Сидя на ветвях ближайшей липы, Эрот достал из колчана стрелу. Он сам с трудом узнавал эту смертную по имени Эвелина. Она запомнилась ему в его последнее посещение Бедфордшира как довольно высокая особа с ничем не примечательной внешностью и полным отсутствием всякого представления о манере одеваться. Но сейчас, полностью преображенная – с помощью его несносной жены, без сомнения! – она могла бы соперничать с его матерью. Тьфу ты, какая невозможная мысль! Он знал, что Психея очень озабочена устройством судьбы Эвелины. Ей особенно хочется связать ее с маркизом Брэндрейтом. Ну что ж, он устроит им тут веселую жизнь. Изменница еще наплачется. Уж он помешает ей всем, чем только Можно!
С ловкостью, приобретенной за столетия практики, он твердой рукой наложил стрелу на тетиву. Наметив целью вздымающуюся под зеленым шелком грудь Эвелины, он глубоко вздохнул. Пусть не в его власти изменить тот факт, что его жена влюблена в его собственного брата. Пусть он не в состоянии вернуть ее любовь или простить ей измену, но он мог по меньшей мере принести ей такое же горе, какое она доставила ему, – заставив Эвелину полюбить мистера Шелфорда! Психея обожала устраивать сердечные дела людей по своему вкусу. Он отлично знал, как она будет несчастна, если ее планы не сбудутся.

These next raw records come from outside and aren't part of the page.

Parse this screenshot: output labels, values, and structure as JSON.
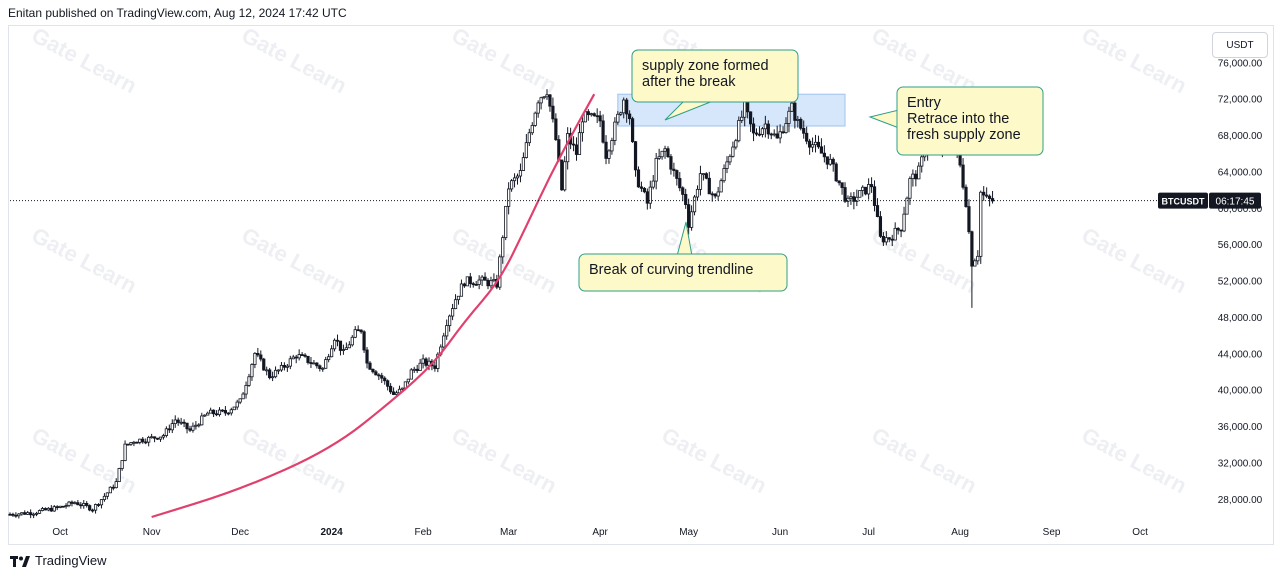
{
  "header": {
    "publisher_line": "Enitan published on TradingView.com, Aug 12, 2024 17:42 UTC"
  },
  "currency_button": "USDT",
  "footer": {
    "brand": "TradingView"
  },
  "watermark_text": "Gate Learn",
  "chart_data": {
    "type": "candlestick",
    "symbol_badge": "BTCUSDT",
    "countdown_badge": "06:17:45",
    "current_price": 60800,
    "ylim": [
      26000,
      80000
    ],
    "y_ticks": [
      "76,000.00",
      "72,000.00",
      "68,000.00",
      "64,000.00",
      "60,000.00",
      "56,000.00",
      "52,000.00",
      "48,000.00",
      "44,000.00",
      "40,000.00",
      "36,000.00",
      "32,000.00",
      "28,000.00"
    ],
    "y_tick_values": [
      76000,
      72000,
      68000,
      64000,
      60000,
      56000,
      52000,
      48000,
      44000,
      40000,
      36000,
      32000,
      28000
    ],
    "x_ticks": [
      "Oct",
      "Nov",
      "Dec",
      "2024",
      "Feb",
      "Mar",
      "Apr",
      "May",
      "Jun",
      "Jul",
      "Aug",
      "Sep",
      "Oct"
    ],
    "x_range": [
      "2023-09-14",
      "2024-10-23"
    ],
    "x_tick_dates": [
      "2023-10-01",
      "2023-11-01",
      "2023-12-01",
      "2024-01-01",
      "2024-02-01",
      "2024-03-01",
      "2024-04-01",
      "2024-05-01",
      "2024-06-01",
      "2024-07-01",
      "2024-08-01",
      "2024-09-01",
      "2024-10-01"
    ],
    "price_path": [
      [
        "2023-09-14",
        26300
      ],
      [
        "2023-09-22",
        26500
      ],
      [
        "2023-09-30",
        27000
      ],
      [
        "2023-10-06",
        27600
      ],
      [
        "2023-10-12",
        26900
      ],
      [
        "2023-10-16",
        28300
      ],
      [
        "2023-10-20",
        29800
      ],
      [
        "2023-10-23",
        33800
      ],
      [
        "2023-10-26",
        34400
      ],
      [
        "2023-10-31",
        34600
      ],
      [
        "2023-11-05",
        35000
      ],
      [
        "2023-11-09",
        36700
      ],
      [
        "2023-11-14",
        35500
      ],
      [
        "2023-11-20",
        37400
      ],
      [
        "2023-11-26",
        37500
      ],
      [
        "2023-12-01",
        38700
      ],
      [
        "2023-12-04",
        41800
      ],
      [
        "2023-12-06",
        44000
      ],
      [
        "2023-12-11",
        41500
      ],
      [
        "2023-12-15",
        42300
      ],
      [
        "2023-12-20",
        43800
      ],
      [
        "2023-12-24",
        43200
      ],
      [
        "2023-12-29",
        42300
      ],
      [
        "2024-01-02",
        45800
      ],
      [
        "2024-01-05",
        44000
      ],
      [
        "2024-01-09",
        46200
      ],
      [
        "2024-01-11",
        46600
      ],
      [
        "2024-01-13",
        42900
      ],
      [
        "2024-01-18",
        41300
      ],
      [
        "2024-01-22",
        39500
      ],
      [
        "2024-01-25",
        40000
      ],
      [
        "2024-01-28",
        42000
      ],
      [
        "2024-02-01",
        43000
      ],
      [
        "2024-02-05",
        42600
      ],
      [
        "2024-02-09",
        47500
      ],
      [
        "2024-02-12",
        50000
      ],
      [
        "2024-02-15",
        51900
      ],
      [
        "2024-02-20",
        52000
      ],
      [
        "2024-02-26",
        51600
      ],
      [
        "2024-02-28",
        57000
      ],
      [
        "2024-03-01",
        62300
      ],
      [
        "2024-03-05",
        63800
      ],
      [
        "2024-03-08",
        68300
      ],
      [
        "2024-03-11",
        72000
      ],
      [
        "2024-03-14",
        73000
      ],
      [
        "2024-03-17",
        67500
      ],
      [
        "2024-03-19",
        62000
      ],
      [
        "2024-03-21",
        67800
      ],
      [
        "2024-03-24",
        66000
      ],
      [
        "2024-03-26",
        70000
      ],
      [
        "2024-03-29",
        69800
      ],
      [
        "2024-04-01",
        69600
      ],
      [
        "2024-04-03",
        65900
      ],
      [
        "2024-04-06",
        68900
      ],
      [
        "2024-04-09",
        72000
      ],
      [
        "2024-04-11",
        70000
      ],
      [
        "2024-04-13",
        63600
      ],
      [
        "2024-04-17",
        60500
      ],
      [
        "2024-04-20",
        64900
      ],
      [
        "2024-04-23",
        66400
      ],
      [
        "2024-04-27",
        63000
      ],
      [
        "2024-04-30",
        60600
      ],
      [
        "2024-05-01",
        58300
      ],
      [
        "2024-05-05",
        63800
      ],
      [
        "2024-05-10",
        61000
      ],
      [
        "2024-05-15",
        66000
      ],
      [
        "2024-05-20",
        71000
      ],
      [
        "2024-05-23",
        68000
      ],
      [
        "2024-05-27",
        69200
      ],
      [
        "2024-05-31",
        67500
      ],
      [
        "2024-06-05",
        71000
      ],
      [
        "2024-06-07",
        69300
      ],
      [
        "2024-06-11",
        67300
      ],
      [
        "2024-06-15",
        66000
      ],
      [
        "2024-06-18",
        65000
      ],
      [
        "2024-06-24",
        60500
      ],
      [
        "2024-06-28",
        61500
      ],
      [
        "2024-07-02",
        62500
      ],
      [
        "2024-07-05",
        56600
      ],
      [
        "2024-07-08",
        56700
      ],
      [
        "2024-07-12",
        57900
      ],
      [
        "2024-07-15",
        63000
      ],
      [
        "2024-07-18",
        64000
      ],
      [
        "2024-07-21",
        67500
      ],
      [
        "2024-07-24",
        66000
      ],
      [
        "2024-07-27",
        67900
      ],
      [
        "2024-07-29",
        68000
      ],
      [
        "2024-08-01",
        64600
      ],
      [
        "2024-08-03",
        60700
      ],
      [
        "2024-08-05",
        54000
      ],
      [
        "2024-08-07",
        55000
      ],
      [
        "2024-08-08",
        61700
      ],
      [
        "2024-08-10",
        60900
      ],
      [
        "2024-08-12",
        60800
      ]
    ],
    "trendline_points": [
      [
        "2023-11-01",
        26000
      ],
      [
        "2023-12-01",
        29000
      ],
      [
        "2024-01-01",
        33500
      ],
      [
        "2024-01-22",
        38900
      ],
      [
        "2024-02-05",
        43000
      ],
      [
        "2024-02-15",
        47500
      ],
      [
        "2024-02-27",
        52000
      ],
      [
        "2024-03-07",
        58000
      ],
      [
        "2024-03-15",
        63500
      ],
      [
        "2024-03-24",
        69000
      ],
      [
        "2024-03-30",
        72500
      ]
    ],
    "supply_zone": {
      "x0": "2024-04-07",
      "x1": "2024-06-23",
      "y0": 69000,
      "y1": 72500
    },
    "annotations": [
      {
        "text_lines": [
          "supply zone formed",
          "after the break"
        ]
      },
      {
        "text_lines": [
          "Entry",
          "Retrace into the",
          "fresh supply zone"
        ]
      },
      {
        "text_lines": [
          "Break of curving trendline"
        ]
      }
    ],
    "colors": {
      "candle": "#131722",
      "trendline": "#e0406e",
      "zone_fill": "#cfe3fb",
      "zone_stroke": "#90b8ec",
      "note_fill": "#fdf9c8",
      "note_stroke": "#2e9e8a"
    }
  }
}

Эрот еще раз перевел дух и, закрыв один глаз, прижался щекой к мягким перьям стрелы. Еще секунда – и…
– Эрот! Что ты делаешь?
Стрела любви со звоном рассекла воздух и попала – нет, не в сердце Эвелины, но – в ягодицу Аннабеллы!

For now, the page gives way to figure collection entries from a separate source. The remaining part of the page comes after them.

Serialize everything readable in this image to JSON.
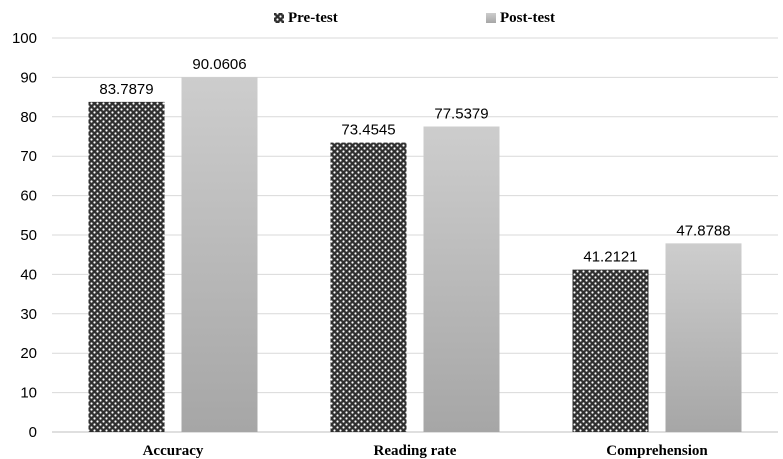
{
  "chart_data": {
    "type": "bar",
    "categories": [
      "Accuracy",
      "Reading rate",
      "Comprehension"
    ],
    "series": [
      {
        "name": "Pre-test",
        "values": [
          83.7879,
          73.4545,
          41.2121
        ],
        "color": "#3a3a3a",
        "pattern": "dotted-checker"
      },
      {
        "name": "Post-test",
        "values": [
          90.0606,
          77.5379,
          47.8788
        ],
        "color": "#b4b4b4",
        "pattern": "vertical-gradient"
      }
    ],
    "data_labels": [
      [
        "83.7879",
        "73.4545",
        "41.2121"
      ],
      [
        "90.0606",
        "77.5379",
        "47.8788"
      ]
    ],
    "ylim": [
      0,
      100
    ],
    "yticks": [
      0,
      10,
      20,
      30,
      40,
      50,
      60,
      70,
      80,
      90,
      100
    ],
    "grid": true,
    "legend_position": "top-center",
    "title": "",
    "xlabel": "",
    "ylabel": ""
  }
}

– Ax! – Аннабелла незаметно прижала руку к бедру. Она почувствовала, как будто ее ужалила оса. Как это могло случиться? Неужели насекомое забралось ей под юбки? «Сейчас мне будет очень больно», – подумала она. Но вместо этого приятное тепло кругами разлилось у нее по всему телу. Взглянув на Шелфорда, она ощутила легкую дурноту и одновременно странное возбуждение.